Developed and emerging markets stocks and exchange traded funds are struggling this year, but investors are showing increasing affinity for ex-US funds. One of the ex-US funds recently luring investors is the iShares MSCI ACWI ex U.S. ETF (NasdaqGM: ACWX).
The laundry list of global concerns has diminished optimism and driven a share of fund managers whom expect the global economy to decelerate over the next year to the highest level since November 2008, according to Bank of America Merrill Lynch.
The selling and pessimism have also pushed the forward price-to-earnings ratio of the MSCI All Country World Index, which follows 23 developed and 24 emerging markets, to around 18, its lowest level since early 2016. The $3.74 billion ACWX tracks the MSCI ACWI ex USA Index.
ACWX “took in a record $358 million last week. It hasn’t seen a single day of outflows in more than two months. Almost 17 percent of the fund’s holdings are Japanese equities, and banks are its largest industry group, comprising around 14 percent of the portfolio,” according to Bloomberg.

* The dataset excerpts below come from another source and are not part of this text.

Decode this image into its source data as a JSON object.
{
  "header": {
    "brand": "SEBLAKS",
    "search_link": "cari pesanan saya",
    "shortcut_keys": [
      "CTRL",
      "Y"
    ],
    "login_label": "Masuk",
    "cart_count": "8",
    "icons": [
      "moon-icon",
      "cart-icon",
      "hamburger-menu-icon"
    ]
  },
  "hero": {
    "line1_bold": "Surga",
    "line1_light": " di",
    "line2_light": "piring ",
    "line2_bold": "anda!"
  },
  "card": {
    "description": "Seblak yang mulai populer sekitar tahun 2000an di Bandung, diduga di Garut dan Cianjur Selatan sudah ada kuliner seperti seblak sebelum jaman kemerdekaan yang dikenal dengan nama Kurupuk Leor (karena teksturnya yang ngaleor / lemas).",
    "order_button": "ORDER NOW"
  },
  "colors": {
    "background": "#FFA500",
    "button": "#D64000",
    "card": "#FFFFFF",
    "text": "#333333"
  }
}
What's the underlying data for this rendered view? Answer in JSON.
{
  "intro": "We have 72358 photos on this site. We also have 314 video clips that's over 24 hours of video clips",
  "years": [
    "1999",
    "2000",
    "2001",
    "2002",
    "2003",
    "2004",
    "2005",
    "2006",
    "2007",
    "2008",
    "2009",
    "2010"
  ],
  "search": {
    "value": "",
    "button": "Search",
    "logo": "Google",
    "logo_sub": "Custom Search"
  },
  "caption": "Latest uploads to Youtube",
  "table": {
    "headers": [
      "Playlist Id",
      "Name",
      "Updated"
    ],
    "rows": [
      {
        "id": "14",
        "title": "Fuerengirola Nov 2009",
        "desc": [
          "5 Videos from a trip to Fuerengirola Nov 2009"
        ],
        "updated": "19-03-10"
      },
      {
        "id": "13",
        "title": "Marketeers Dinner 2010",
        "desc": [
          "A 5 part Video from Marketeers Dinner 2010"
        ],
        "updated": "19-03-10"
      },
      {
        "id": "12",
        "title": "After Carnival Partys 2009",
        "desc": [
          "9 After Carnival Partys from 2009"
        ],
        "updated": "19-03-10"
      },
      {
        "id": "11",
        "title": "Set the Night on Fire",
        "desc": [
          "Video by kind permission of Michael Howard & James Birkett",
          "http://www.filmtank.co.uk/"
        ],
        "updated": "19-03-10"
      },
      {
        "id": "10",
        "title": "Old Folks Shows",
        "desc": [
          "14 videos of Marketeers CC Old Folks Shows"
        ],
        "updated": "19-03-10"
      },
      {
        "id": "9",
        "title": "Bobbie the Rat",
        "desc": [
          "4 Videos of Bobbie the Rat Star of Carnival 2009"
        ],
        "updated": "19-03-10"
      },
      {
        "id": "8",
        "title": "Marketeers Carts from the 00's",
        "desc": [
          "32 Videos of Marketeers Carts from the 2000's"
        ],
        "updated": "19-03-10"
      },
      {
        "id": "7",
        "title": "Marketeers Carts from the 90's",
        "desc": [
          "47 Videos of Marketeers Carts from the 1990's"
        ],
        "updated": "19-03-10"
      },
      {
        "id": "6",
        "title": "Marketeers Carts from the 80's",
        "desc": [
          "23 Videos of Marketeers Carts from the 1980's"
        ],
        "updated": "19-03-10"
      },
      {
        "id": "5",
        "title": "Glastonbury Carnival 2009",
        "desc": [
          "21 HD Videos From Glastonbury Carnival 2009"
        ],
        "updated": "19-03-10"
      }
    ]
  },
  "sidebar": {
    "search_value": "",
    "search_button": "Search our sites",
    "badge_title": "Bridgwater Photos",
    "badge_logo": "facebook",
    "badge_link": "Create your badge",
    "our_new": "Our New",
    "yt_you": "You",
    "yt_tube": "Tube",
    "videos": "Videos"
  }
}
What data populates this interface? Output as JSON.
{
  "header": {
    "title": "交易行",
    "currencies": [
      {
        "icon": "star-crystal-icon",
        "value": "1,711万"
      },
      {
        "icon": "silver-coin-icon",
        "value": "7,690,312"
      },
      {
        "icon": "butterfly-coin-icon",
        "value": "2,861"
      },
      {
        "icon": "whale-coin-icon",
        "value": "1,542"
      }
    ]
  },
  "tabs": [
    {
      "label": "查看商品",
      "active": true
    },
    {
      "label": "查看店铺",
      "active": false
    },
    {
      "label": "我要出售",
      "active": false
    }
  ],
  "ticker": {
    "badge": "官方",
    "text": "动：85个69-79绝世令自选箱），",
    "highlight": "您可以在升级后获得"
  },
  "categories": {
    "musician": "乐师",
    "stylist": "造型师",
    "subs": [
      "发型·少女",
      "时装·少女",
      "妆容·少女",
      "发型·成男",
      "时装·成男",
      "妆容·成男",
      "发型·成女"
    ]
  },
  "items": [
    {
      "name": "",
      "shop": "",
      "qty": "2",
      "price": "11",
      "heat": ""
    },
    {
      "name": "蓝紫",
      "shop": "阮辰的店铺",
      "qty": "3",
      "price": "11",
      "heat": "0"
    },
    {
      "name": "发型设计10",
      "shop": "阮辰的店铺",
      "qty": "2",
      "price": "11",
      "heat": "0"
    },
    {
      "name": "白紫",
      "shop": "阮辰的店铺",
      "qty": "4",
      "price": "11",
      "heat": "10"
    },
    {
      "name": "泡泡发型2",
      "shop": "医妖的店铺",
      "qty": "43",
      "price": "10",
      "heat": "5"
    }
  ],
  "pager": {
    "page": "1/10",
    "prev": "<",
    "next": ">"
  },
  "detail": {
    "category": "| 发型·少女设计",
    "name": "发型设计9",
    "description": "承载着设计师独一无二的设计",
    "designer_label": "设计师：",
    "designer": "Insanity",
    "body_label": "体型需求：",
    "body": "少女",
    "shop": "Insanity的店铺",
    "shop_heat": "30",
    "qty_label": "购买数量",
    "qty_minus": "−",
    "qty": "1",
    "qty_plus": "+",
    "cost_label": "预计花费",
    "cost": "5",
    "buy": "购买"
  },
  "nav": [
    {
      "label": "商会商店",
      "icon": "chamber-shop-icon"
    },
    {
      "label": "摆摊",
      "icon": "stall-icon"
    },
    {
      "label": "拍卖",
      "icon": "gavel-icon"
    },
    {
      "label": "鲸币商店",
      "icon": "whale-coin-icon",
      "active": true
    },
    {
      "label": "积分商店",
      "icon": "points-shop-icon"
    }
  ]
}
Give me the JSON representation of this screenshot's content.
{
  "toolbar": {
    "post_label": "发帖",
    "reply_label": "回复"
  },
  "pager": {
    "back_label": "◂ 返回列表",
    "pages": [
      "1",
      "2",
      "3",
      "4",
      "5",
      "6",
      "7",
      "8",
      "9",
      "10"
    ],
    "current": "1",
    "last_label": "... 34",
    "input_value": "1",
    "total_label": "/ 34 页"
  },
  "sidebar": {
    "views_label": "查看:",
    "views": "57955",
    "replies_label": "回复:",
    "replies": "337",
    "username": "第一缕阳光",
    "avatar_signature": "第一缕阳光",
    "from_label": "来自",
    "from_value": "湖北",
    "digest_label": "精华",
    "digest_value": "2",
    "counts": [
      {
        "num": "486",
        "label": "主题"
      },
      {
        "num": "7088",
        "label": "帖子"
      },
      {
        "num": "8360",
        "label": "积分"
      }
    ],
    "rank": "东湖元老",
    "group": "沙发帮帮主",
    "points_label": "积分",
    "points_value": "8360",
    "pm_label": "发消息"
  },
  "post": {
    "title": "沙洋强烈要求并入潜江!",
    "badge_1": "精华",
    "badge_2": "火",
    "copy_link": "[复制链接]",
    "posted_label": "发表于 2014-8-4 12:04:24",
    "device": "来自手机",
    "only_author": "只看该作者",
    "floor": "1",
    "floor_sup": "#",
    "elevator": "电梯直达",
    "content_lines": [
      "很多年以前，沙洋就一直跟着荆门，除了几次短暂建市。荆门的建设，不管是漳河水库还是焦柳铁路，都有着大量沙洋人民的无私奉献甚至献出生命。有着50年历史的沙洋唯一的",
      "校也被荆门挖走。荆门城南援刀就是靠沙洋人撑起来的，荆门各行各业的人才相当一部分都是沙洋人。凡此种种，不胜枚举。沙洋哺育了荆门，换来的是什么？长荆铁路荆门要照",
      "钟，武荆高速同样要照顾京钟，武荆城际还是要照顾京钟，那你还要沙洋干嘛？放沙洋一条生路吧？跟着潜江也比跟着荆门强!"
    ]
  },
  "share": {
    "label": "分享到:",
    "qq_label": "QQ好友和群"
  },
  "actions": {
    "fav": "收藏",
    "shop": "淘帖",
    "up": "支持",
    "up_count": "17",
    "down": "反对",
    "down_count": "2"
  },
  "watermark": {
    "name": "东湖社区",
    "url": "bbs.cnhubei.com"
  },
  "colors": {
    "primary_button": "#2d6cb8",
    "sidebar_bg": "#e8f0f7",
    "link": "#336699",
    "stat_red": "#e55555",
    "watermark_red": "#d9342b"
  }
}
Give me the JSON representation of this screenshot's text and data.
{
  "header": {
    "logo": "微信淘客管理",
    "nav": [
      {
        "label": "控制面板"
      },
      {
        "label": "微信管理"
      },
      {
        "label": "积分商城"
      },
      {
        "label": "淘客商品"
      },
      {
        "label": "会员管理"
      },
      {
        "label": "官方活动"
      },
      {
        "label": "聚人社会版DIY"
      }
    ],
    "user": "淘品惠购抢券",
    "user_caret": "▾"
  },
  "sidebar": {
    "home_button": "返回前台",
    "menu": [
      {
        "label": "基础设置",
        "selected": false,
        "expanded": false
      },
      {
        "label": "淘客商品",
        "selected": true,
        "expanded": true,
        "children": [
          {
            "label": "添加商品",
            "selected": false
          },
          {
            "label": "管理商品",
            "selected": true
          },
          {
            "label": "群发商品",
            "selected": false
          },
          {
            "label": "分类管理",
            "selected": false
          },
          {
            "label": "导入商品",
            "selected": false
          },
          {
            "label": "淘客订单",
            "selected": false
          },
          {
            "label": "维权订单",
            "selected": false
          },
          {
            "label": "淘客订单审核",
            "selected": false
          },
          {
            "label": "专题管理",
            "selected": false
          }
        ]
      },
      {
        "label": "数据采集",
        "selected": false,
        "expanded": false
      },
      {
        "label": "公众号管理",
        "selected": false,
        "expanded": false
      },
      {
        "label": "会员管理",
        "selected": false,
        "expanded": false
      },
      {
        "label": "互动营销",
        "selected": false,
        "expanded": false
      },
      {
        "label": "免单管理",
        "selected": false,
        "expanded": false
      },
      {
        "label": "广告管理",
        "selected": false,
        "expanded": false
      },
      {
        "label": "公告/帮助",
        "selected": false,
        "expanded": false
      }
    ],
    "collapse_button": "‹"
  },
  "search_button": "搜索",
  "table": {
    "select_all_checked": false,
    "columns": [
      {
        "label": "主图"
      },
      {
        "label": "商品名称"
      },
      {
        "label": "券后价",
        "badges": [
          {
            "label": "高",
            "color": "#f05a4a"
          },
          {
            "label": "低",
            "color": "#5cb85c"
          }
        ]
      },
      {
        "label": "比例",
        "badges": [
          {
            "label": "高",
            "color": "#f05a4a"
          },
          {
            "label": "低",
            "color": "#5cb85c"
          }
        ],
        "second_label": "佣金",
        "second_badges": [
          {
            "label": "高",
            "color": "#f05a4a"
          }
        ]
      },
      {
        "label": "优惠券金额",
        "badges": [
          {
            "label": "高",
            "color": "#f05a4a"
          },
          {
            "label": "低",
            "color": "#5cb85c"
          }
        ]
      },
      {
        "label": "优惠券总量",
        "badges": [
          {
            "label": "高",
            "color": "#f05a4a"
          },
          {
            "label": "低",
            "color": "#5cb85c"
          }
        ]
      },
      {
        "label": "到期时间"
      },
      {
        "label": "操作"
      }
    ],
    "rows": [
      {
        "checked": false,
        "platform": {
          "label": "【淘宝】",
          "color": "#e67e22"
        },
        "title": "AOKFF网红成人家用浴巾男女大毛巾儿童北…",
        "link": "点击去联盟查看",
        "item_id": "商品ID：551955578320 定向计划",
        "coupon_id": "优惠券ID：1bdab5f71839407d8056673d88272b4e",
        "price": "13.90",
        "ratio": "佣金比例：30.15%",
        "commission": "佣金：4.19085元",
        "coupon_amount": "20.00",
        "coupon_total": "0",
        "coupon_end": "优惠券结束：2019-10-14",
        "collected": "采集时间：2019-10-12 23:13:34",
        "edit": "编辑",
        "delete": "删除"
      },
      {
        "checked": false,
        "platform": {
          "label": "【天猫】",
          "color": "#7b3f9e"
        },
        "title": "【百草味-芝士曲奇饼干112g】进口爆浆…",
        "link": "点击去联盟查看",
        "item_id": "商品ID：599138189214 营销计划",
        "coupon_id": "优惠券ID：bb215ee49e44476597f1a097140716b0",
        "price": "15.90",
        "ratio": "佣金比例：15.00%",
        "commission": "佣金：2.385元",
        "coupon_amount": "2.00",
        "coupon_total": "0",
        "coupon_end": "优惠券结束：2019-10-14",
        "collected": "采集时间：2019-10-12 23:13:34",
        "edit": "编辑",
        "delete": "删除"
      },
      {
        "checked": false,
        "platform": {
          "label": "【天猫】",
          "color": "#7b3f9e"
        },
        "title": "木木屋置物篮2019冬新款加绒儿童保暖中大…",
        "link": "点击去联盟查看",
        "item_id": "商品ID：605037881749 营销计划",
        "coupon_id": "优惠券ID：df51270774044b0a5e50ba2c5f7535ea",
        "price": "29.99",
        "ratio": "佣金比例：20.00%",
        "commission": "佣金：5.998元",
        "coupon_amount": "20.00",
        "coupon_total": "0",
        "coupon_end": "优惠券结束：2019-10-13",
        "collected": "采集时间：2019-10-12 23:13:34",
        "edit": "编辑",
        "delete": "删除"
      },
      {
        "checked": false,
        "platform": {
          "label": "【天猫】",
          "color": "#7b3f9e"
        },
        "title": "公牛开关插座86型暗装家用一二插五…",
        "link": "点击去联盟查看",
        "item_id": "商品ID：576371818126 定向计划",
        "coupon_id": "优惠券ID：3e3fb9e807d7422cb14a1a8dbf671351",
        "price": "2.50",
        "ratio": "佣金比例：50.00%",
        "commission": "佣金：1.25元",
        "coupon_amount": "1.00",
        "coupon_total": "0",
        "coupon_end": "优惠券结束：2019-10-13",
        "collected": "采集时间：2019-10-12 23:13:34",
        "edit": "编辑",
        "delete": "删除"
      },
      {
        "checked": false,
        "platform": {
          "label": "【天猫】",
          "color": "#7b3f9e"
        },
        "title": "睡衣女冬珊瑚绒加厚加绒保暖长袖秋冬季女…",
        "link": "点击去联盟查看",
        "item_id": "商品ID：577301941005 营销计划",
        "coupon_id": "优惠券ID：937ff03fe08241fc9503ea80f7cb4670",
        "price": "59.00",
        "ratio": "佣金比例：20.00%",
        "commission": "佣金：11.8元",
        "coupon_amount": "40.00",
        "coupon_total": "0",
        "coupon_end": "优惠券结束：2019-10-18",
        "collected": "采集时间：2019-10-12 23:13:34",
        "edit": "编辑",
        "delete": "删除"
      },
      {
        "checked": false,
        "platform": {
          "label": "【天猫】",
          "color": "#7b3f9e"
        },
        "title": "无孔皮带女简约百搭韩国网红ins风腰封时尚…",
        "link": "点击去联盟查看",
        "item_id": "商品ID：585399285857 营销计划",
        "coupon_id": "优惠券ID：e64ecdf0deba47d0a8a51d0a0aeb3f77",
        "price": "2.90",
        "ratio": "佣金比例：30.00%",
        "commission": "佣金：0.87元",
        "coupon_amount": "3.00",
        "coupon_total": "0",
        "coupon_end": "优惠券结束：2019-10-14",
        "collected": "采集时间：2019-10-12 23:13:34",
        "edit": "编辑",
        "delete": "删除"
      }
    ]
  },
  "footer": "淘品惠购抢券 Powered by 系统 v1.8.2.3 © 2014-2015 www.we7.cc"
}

ACWX holds nearly 1,300 stocks and has a three-year standard deviation of 11.33%, according to issuer data. The fund is down nearly 14% year-to-date. The ETF offers exposure to developed and emerging markets. Japan, the U.K. and China combine for over 36% of ACWX’s geographic exposure. Financial services, industrial and consumer discretionary stocks combine for about 45% of ACWX’s sector weight.